Here’s a condensed version:

  1. Be more of a host and less of a guest. Make introductions and make people more comfortable.
  2. Avoid permanently joining a “rock pile” (a pack of people in a tight circle). Huddling feels safe, but it’s also antisocial.
  3. Dress for the party. The basic rule: the more junior you are, the better you should dress.
  4. Don’t “hotbox” (square shoulders front and centre to one person). In a one-on-one conversation, it’s okay, but it excludes others from joining.
  5. Put your coat and bag down. It signals that you’re about to leave.
  6. Mentor someone about your (or your company’s) core competence. “It transitions nicely from the what-do-you-do-for-work question. It also adds some substance to party conversations and clearly brands you as a person.”

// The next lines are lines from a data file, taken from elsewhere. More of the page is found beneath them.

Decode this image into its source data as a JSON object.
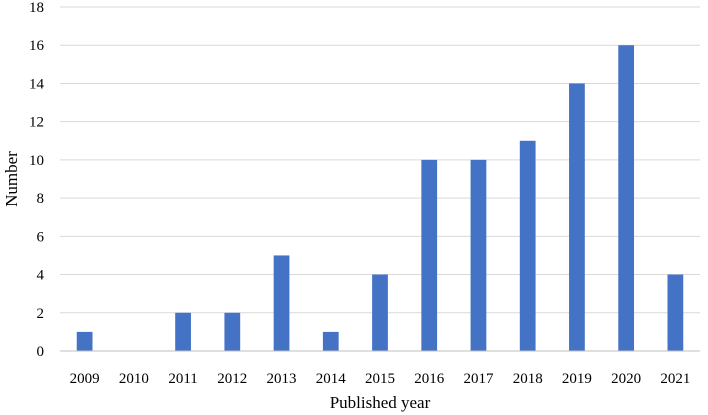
{
  "chart_data": {
    "type": "bar",
    "categories": [
      "2009",
      "2010",
      "2011",
      "2012",
      "2013",
      "2014",
      "2015",
      "2016",
      "2017",
      "2018",
      "2019",
      "2020",
      "2021"
    ],
    "values": [
      1,
      0,
      2,
      2,
      5,
      1,
      4,
      10,
      10,
      11,
      14,
      16,
      4
    ],
    "title": "",
    "xlabel": "Published year",
    "ylabel": "Number",
    "ylim": [
      0,
      18
    ],
    "yticks": [
      "0",
      "2",
      "4",
      "6",
      "8",
      "10",
      "12",
      "14",
      "16",
      "18"
    ],
    "grid": true,
    "legend": "none",
    "bar_color": "#4472c4"
  }
}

  7. Don’t forget to get mentored as well. The author suggests this trick: try to learn three new things at each event.
  8. Be a good host while you’re someone else’s guest. Say “Hi” to wallflowers.
  9. Manage the party host. “When you’re interacting with the host, ask simple questions requiring a ‘Yes/No’ response. I’ve heard disastrous questions in a vain attempt to out alpha-male the host. The best questions to ask of a host are upbeat, light and fluffy. If you want to be Mike Wallace/Chris Matthews with a hardball question, tread lightly. Also, help your host wiggle by wrangling them away from guests who are monopolizing or “hotboxing” them. They will thank you later.”
  10. Always, always, always: Thank the host before you leave. If you only do one thing on this list, let this be the one (and work on the others!)